Estudio del Papa Inocencio X de Velázquez. Óleo sobre lienzo, 153 x 118 cm. 1953. Des Moines, Nathan Emory Coffin Collection of the Des Moines Art Center
Bacon murió en Madrid el 28 de abril de 1992. Un puro accidente, o no. Tuvo que ser en la ciudad donde también murió Velázquez, el pintor que tanto admiró y del que cree que hay una obra -el «Retrato del Papa Inocencio X»- que cambió la historia de la pintura. Al final de su vida solía viajar a España para visitar el Museo del Prado, siempre con las salas vacías. «Viajó a Madrid en la primavera de 1992 en busca del consuelo de su banquero español», cuenta Andrew Sinclair en su biografía canónica, aunque se publicó un año después de su muerte.

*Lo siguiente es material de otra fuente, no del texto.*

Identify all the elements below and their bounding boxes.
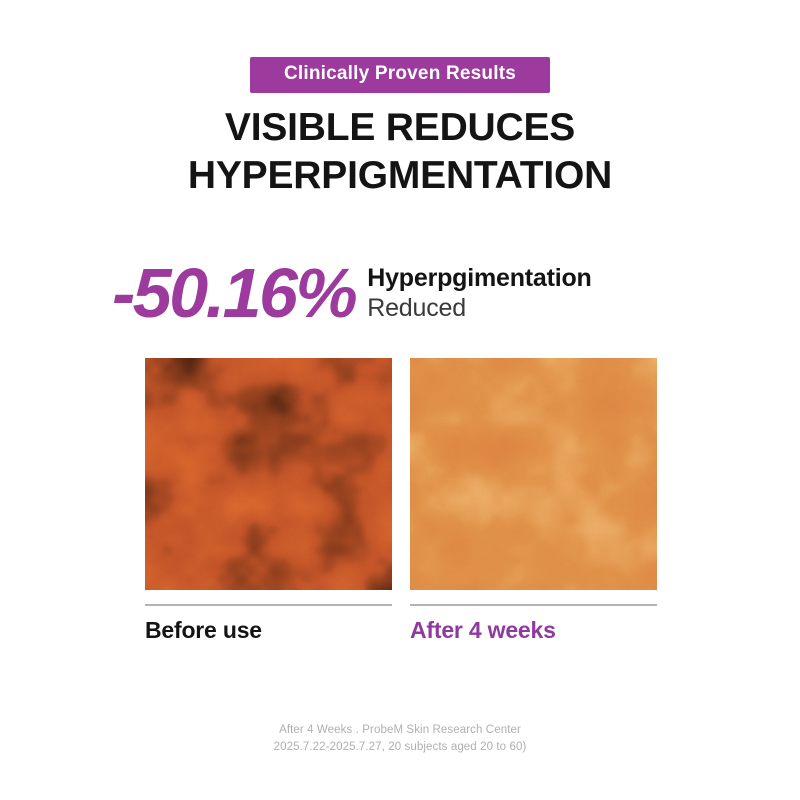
before-panel: Before use	[145, 358, 392, 644]
after-panel: After 4 weeks	[410, 358, 657, 644]
infographic-page: Clinically Proven Results VISIBLE REDUCE…	[0, 0, 800, 800]
stat-row: -50.16% Hyperpgimentation Reduced	[112, 252, 712, 328]
after-divider	[410, 604, 657, 606]
after-skin-swatch	[410, 358, 657, 590]
stat-caption: Hyperpgimentation Reduced	[367, 264, 591, 323]
study-footnote: After 4 Weeks . ProbeM Skin Research Cen…	[0, 722, 800, 755]
badge-row: Clinically Proven Results	[0, 57, 800, 93]
after-label: After 4 weeks	[410, 617, 657, 644]
before-after-comparison: Before use After 4 weeks	[145, 358, 657, 644]
headline-line-1: VISIBLE REDUCES	[0, 104, 800, 152]
before-label: Before use	[145, 617, 392, 644]
clinically-proven-badge: Clinically Proven Results	[250, 57, 550, 93]
footnote-line-2: 2025.7.22-2025.7.27, 20 subjects aged 20…	[0, 739, 800, 756]
reduction-percentage: -50.16%	[112, 258, 355, 328]
before-skin-image	[145, 358, 392, 590]
stat-caption-primary: Hyperpgimentation	[367, 264, 591, 294]
after-skin-image	[410, 358, 657, 590]
before-divider	[145, 604, 392, 606]
headline-line-2: HYPERPIGMENTATION	[0, 152, 800, 200]
footnote-line-1: After 4 Weeks . ProbeM Skin Research Cen…	[0, 722, 800, 739]
stat-caption-secondary: Reduced	[367, 294, 591, 324]
page-title: VISIBLE REDUCES HYPERPIGMENTATION	[0, 104, 800, 199]
before-skin-swatch	[145, 358, 392, 590]
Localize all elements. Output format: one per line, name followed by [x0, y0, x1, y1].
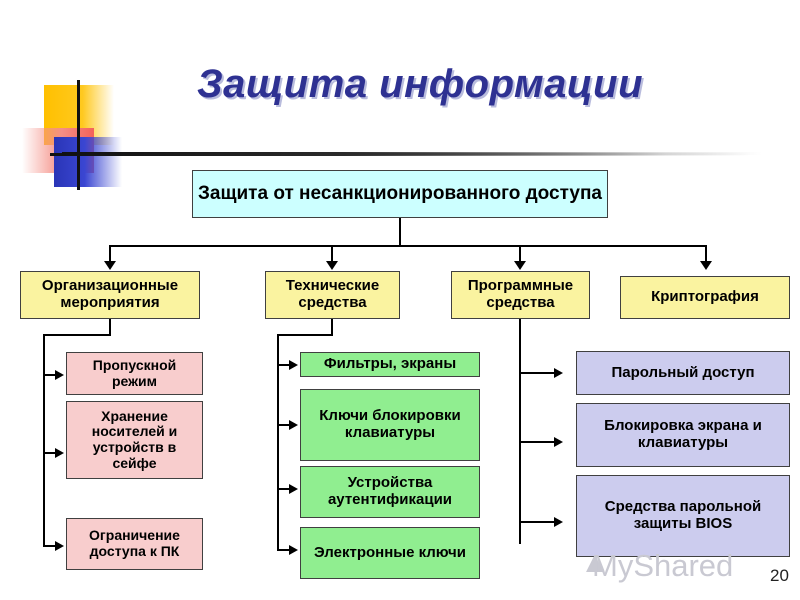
- root-box[interactable]: Защита от несанкционированного доступа: [192, 170, 608, 218]
- col1-item-label-1: Пропускной режим: [70, 358, 199, 389]
- logo-vertical-line: [77, 80, 80, 190]
- arrow-down-2: [326, 261, 338, 270]
- col1-item-box-2[interactable]: Хранение носителей и устройств в сейфе: [66, 401, 203, 479]
- col2-item-box-3[interactable]: Устройства аутентификации: [300, 466, 480, 518]
- level2-label-2: Технические средства: [269, 278, 396, 312]
- col2-item-label-1: Фильтры, экраны: [304, 356, 476, 373]
- connector-col2-stem: [331, 319, 333, 335]
- col1-item-box-3[interactable]: Ограничение доступа к ПК: [66, 518, 203, 570]
- logo-blue-rect: [54, 137, 122, 187]
- col2-item-label-3: Устройства аутентификации: [304, 475, 476, 509]
- connector-col2-trunk: [277, 334, 279, 551]
- arrow-down-4: [700, 261, 712, 270]
- col2-item-box-4[interactable]: Электронные ключи: [300, 527, 480, 579]
- connector-level2-bus: [109, 245, 705, 247]
- arrow-down-1: [104, 261, 116, 270]
- arrow-right-col1-3: [55, 541, 64, 551]
- col1-item-box-1[interactable]: Пропускной режим: [66, 352, 203, 395]
- arrow-right-col1-2: [55, 448, 64, 458]
- page-title: Защита информации: [140, 62, 700, 107]
- col2-item-box-1[interactable]: Фильтры, экраны: [300, 352, 480, 377]
- arrow-right-col2-1: [289, 360, 298, 370]
- level2-box-technical[interactable]: Технические средства: [265, 271, 400, 319]
- level2-box-software[interactable]: Программные средства: [451, 271, 590, 319]
- col3-item-label-3: Средства парольной защиты BIOS: [580, 499, 786, 533]
- connector-col3-branch-2: [519, 441, 556, 443]
- connector-col3-trunk: [519, 319, 521, 544]
- arrow-right-col3-2: [554, 437, 563, 447]
- connector-col1-stem: [109, 319, 111, 335]
- slide: Защита информации Защита от несанкционир…: [0, 0, 800, 600]
- level2-box-cryptography[interactable]: Криптография: [620, 276, 790, 319]
- col3-item-box-2[interactable]: Блокировка экрана и клавиатуры: [576, 403, 790, 467]
- arrow-right-col2-2: [289, 420, 298, 430]
- connector-col2-jog: [277, 334, 333, 336]
- arrow-right-col2-4: [289, 545, 298, 555]
- watermark-text: MyShared: [592, 548, 733, 584]
- col1-item-label-3: Ограничение доступа к ПК: [70, 528, 199, 559]
- arrow-down-3: [514, 261, 526, 270]
- col2-item-box-2[interactable]: Ключи блокировки клавиатуры: [300, 389, 480, 461]
- col3-item-box-3[interactable]: Средства парольной защиты BIOS: [576, 475, 790, 557]
- connector-col3-branch-1: [519, 372, 556, 374]
- level2-label-4: Криптография: [624, 289, 786, 306]
- arrow-right-col3-3: [554, 517, 563, 527]
- arrow-right-col3-1: [554, 368, 563, 378]
- root-box-label: Защита от несанкционированного доступа: [196, 183, 604, 204]
- level2-label-3: Программные средства: [455, 278, 586, 312]
- col3-item-box-1[interactable]: Парольный доступ: [576, 351, 790, 395]
- connector-col3-branch-3: [519, 521, 556, 523]
- col2-item-label-2: Ключи блокировки клавиатуры: [304, 408, 476, 442]
- connector-col1-trunk: [43, 334, 45, 547]
- col1-item-label-2: Хранение носителей и устройств в сейфе: [70, 409, 199, 472]
- page-number: 20: [770, 566, 789, 586]
- design-logo: [22, 80, 142, 190]
- connector-root-stem: [399, 218, 401, 246]
- level2-label-1: Организационные мероприятия: [24, 278, 196, 312]
- col3-item-label-2: Блокировка экрана и клавиатуры: [580, 418, 786, 452]
- col2-item-label-4: Электронные ключи: [304, 545, 476, 562]
- col3-item-label-1: Парольный доступ: [580, 365, 786, 382]
- connector-col1-jog: [43, 334, 111, 336]
- arrow-right-col1-1: [55, 370, 64, 380]
- title-divider: [62, 152, 762, 155]
- arrow-right-col2-3: [289, 484, 298, 494]
- level2-box-organizational[interactable]: Организационные мероприятия: [20, 271, 200, 319]
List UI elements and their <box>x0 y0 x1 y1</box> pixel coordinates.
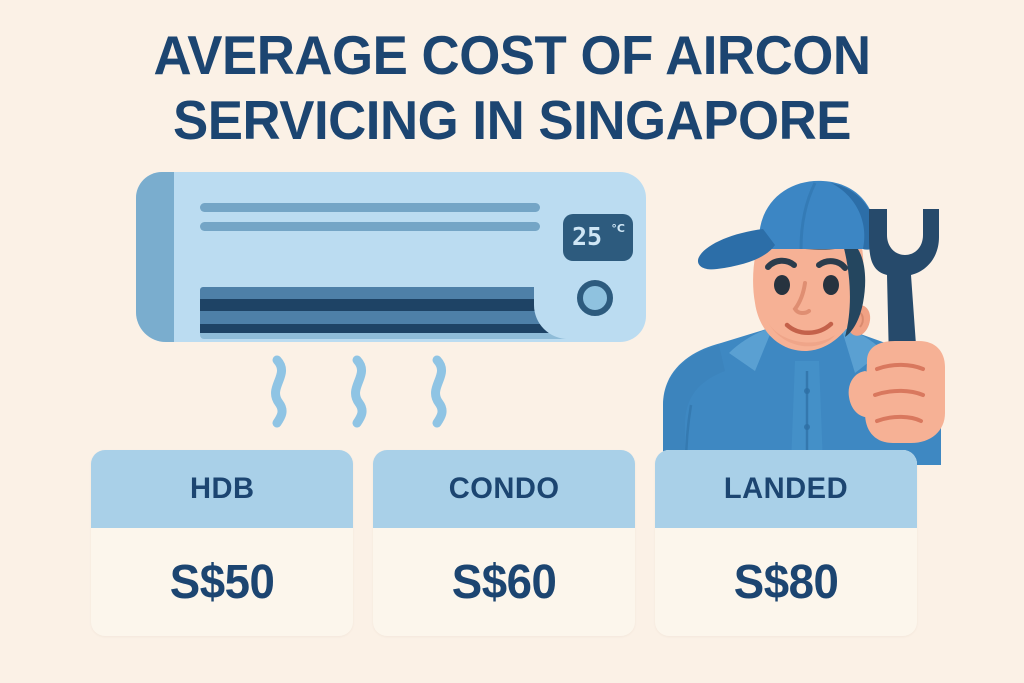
price-card-header: LANDED <box>655 450 917 528</box>
vent-stripe <box>200 287 566 299</box>
temperature-unit: °C <box>611 223 625 235</box>
power-indicator-icon[interactable] <box>577 280 613 316</box>
vent-stripe <box>200 333 566 339</box>
wrench-icon <box>869 209 939 361</box>
price-card-body: S$60 <box>373 528 635 636</box>
page-title: AVERAGE COST OF AIRCON SERVICING IN SING… <box>0 24 1024 154</box>
price-card-header: CONDO <box>373 450 635 528</box>
infographic-canvas: AVERAGE COST OF AIRCON SERVICING IN SING… <box>0 0 1024 683</box>
title-line-1: AVERAGE COST OF AIRCON <box>20 24 1003 89</box>
airflow-wave-icon <box>356 360 363 423</box>
aircon-side-panel <box>136 172 174 342</box>
price-card-body: S$80 <box>655 528 917 636</box>
price-card-value: S$50 <box>170 555 275 610</box>
price-card-body: S$50 <box>91 528 353 636</box>
price-card-header: HDB <box>91 450 353 528</box>
vent-stripe <box>200 311 566 324</box>
temperature-value: 25 <box>572 223 602 251</box>
price-card-label: LANDED <box>724 472 848 506</box>
temperature-display: 25 °C <box>563 214 633 261</box>
price-card-value: S$80 <box>734 555 839 610</box>
aircon-grille-line <box>200 222 540 231</box>
title-line-2: SERVICING IN SINGAPORE <box>20 89 1003 154</box>
aircon-vent <box>200 287 566 339</box>
price-card-landed[interactable]: LANDED S$80 <box>655 450 917 636</box>
price-card-value: S$60 <box>452 555 557 610</box>
airflow-icon-group <box>265 355 465 430</box>
aircon-grille-line <box>200 203 540 212</box>
air-conditioner-icon: 25 °C <box>136 172 646 342</box>
vent-stripe <box>200 324 566 333</box>
technician-illustration <box>655 175 955 465</box>
vent-stripe <box>200 299 566 311</box>
price-card-label: CONDO <box>449 472 560 506</box>
airflow-wave-icon <box>436 360 443 423</box>
price-card-hdb[interactable]: HDB S$50 <box>91 450 353 636</box>
price-card-condo[interactable]: CONDO S$60 <box>373 450 635 636</box>
price-card-label: HDB <box>190 472 255 506</box>
airflow-wave-icon <box>276 360 283 423</box>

Tenía 82 cuando murió, poseía una gran fortuna, vivía con una cierta soledad su éxito y consideración («la vida se ha convertido en un desierto», dijo) porque detestaba a los que daban vuelta a su alrededor adulándole, y consiguió que su pintura mantuviese la misma distancia con la palabra violencia y belleza. Logró un lenguaje en el que su propia vida no se separaba de la historia política, ni de las pasiones más bajas, ni de la imagen congelada de un televisor. Lo dijo el director del Museo de Prado, Miguel Zugaza, al presentar una de las exposiciones más importantes que ha organizado la pinacoteca: «Sus obras abrieron el camino hacia la indagación de los aspectos más escondidos de la naturaleza humana, de la violencia del poder, de los crueles episodios de la historia moderna y de los secretos más escondidos de las historias personales, no menos trágicas y crueles que la historia con mayúscula».
Un hombre del siglo XX
La exposición, compuesta por 78 obras de todas sus épocas y con dieciséis de los mejores trípticos realizados, ha sido organizada por la Tate de Londres, donde ya se ha exhibido, y viajará, después de Madrid, al Metropolitan Museum of Art de Nueva York. Pero es en Madrid donde la obra de Bacon adquiriere un significado especial, con algún tinte trágico, pero sobre todo porque el pintor vuelve al museo que tantas veces visitó en busca de los grandes maestros, sobre todo de Velázquez y Goya. «Fue un pintor de una gran ambición, que llegó a preguntarse cuál sería su consideración pasados muchos años y que dialogaba con Rembrandt, Velázquez, Goya, Picasso, por lo quo exponerlo en un museo de arte moderno hace honor a su ambición», dijo el conservador de la Tate Chris Stephens.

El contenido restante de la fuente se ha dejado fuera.